In this range, any team is good for him. However, I would say the best possible places for him would be the Pacers, Spurs, Jazz, or Nets. The Pacers are a defense-orientated that are needing a younger option at power forward to play behind Thad Young, and that is who PJ should look to mirror in the beginning stages of his career. Much like the Pacers, the Spurs are defense first, but their farming system is absolutely impeccable. The young guard tandem of Murray and White will terrorize the league next year, and PJ being a part of that program would only benefit his stock in the long-run (see Jonathon Simmons). With the Nets options at power forward being the limited Jared Dudley or the severely handicapped Rondae Hollis-Jefferson, they could stand to gain heavily from PJ dropping to them.

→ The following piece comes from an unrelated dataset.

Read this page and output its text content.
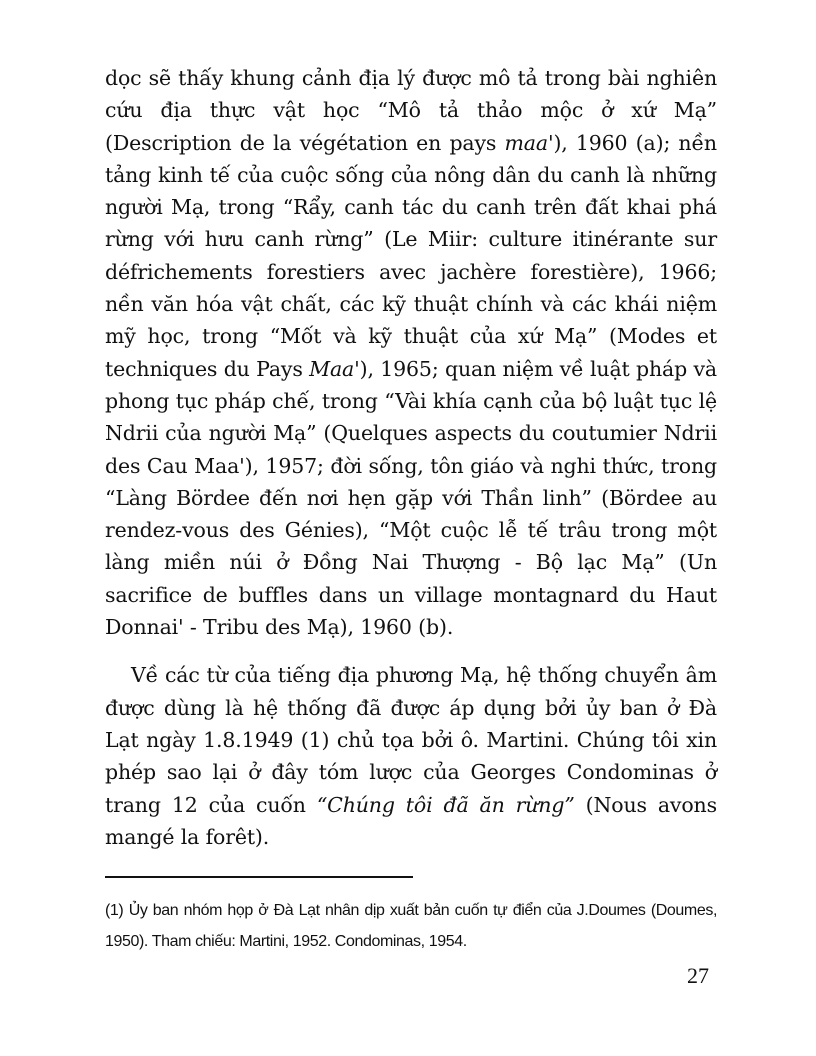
dọc sẽ thấy khung cảnh địa lý được mô tả trong bài nghiên cứu địa thực vật học “Mô tả thảo mộc ở xứ Mạ” (Description de la végétation en pays maa'), 1960 (a); nền tảng kinh tế của cuộc sống của nông dân du canh là những người Mạ, trong “Rẩy, canh tác du canh trên đất khai phá rừng với hưu canh rừng” (Le Miir: culture itinérante sur défrichements forestiers avec jachère forestière), 1966; nền văn hóa vật chất, các kỹ thuật chính và các khái niệm mỹ học, trong “Mốt và kỹ thuật của xứ Mạ” (Modes et techniques du Pays Maa'), 1965; quan niệm về luật pháp và phong tục pháp chế, trong “Vài khía cạnh của bộ luật tục lệ Ndrii của người Mạ” (Quelques aspects du coutumier Ndrii des Cau Maa'), 1957; đời sống, tôn giáo và nghi thức, trong “Làng Bördee đến nơi hẹn gặp với Thần linh” (Bördee au rendez-vous des Génies), “Một cuộc lễ tế trâu trong một làng miền núi ở Đồng Nai Thượng - Bộ lạc Mạ” (Un sacrifice de buffles dans un village montagnard du Haut Donnai' - Tribu des Mạ), 1960 (b).

Về các từ của tiếng địa phương Mạ, hệ thống chuyển âm được dùng là hệ thống đã được áp dụng bởi ủy ban ở Đà Lạt ngày 1.8.1949 (1) chủ tọa bởi ô. Martini. Chúng tôi xin phép sao lại ở đây tóm lược của Georges Condominas ở trang 12 của cuốn “Chúng tôi đã ăn rừng” (Nous avons mangé la forêt).

(1) Ủy ban nhóm họp ở Đà Lạt nhân dịp xuất bản cuốn tự điển của J.Doumes (Doumes, 1950). Tham chiếu: Martini, 1952. Condominas, 1954.

27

The Utah Jazz, on the other hand, I see as the best place for PJ to land. With high postseason aspirations and a ton of cap to pursue a star point guard for their franchise, I could see him fit nicely into their plans. Sure, this pick may be traded to a team if the Jazz wish to trade for an All-Star guard under contract (looking at the Grizzlies and potentially the Raptors here), but he’d still work with the Jazz. The defensive potential of him and Gobert would be amazing, and they have other options on their roster to maximize their offense. PJ specialized at being a menace on the boards for put-back buckets, and him and Gobert could dominate the boards down low. A small-ball lineup of *insert point guard*-Mitchell-Ingles-Crowder-PJ could run the court with the best of teams, especially a (soon to be) depleted Warriors roster. It would give him the best possible place to develop his game while also giving him the chance to test his mettle in the playoffs.
3rd Off the Board: Tyler Herro
Average Draft Board Range: 21st
Highest Projected Pick: 21st
Lowest Projected Pick: 21st
I’m not kidding when I say that I see Tyler Herro going to the Oklahoma City Thunder in every single mock. Candidly? That’s one of the best places for him to go. Sure, I’d love to see him go the Cavs so I can see the potential of a Sexton-Herro-Osman lineup going forward, but I see it unlikely he get’s past the Thunder. Afterall, OKC only had two players person shoot above the league average 35% from three all season, and it was Jerami Grant (45%) and Terrance Ferguson (38.9%). Otherwise, every player was below average, with the two All-Stars being the closest to the previously mentioned two (Russell Westbrook at 32.4%, and Paul George at 31.9%). Sure, Herro only shot from 35.5% from the college three point arc in his only season for the Wildcats, but his 93.5% stroke from the charity stripe indicates that his shooting will come around. Good free throw mechanics are essential to predicting the success of shooters in the league; it’s one of the best indicators on whether or not the shooting is an outlier or consistent. Herro’s potential as a shooter will get him on the Thunder, and I am certainly just as intrigued to see the fit. A small-ball Thunder lineup of Westbrook-Herro-Ferguson-George-Grant would be able to make it rain on almost every defense. Sure, Herro’s athleticism, or lack thereof, is a huge knock against his potential right now, but if he can model how Kyle Korver gets buckets then he should have a long and fruitful career in the NBA.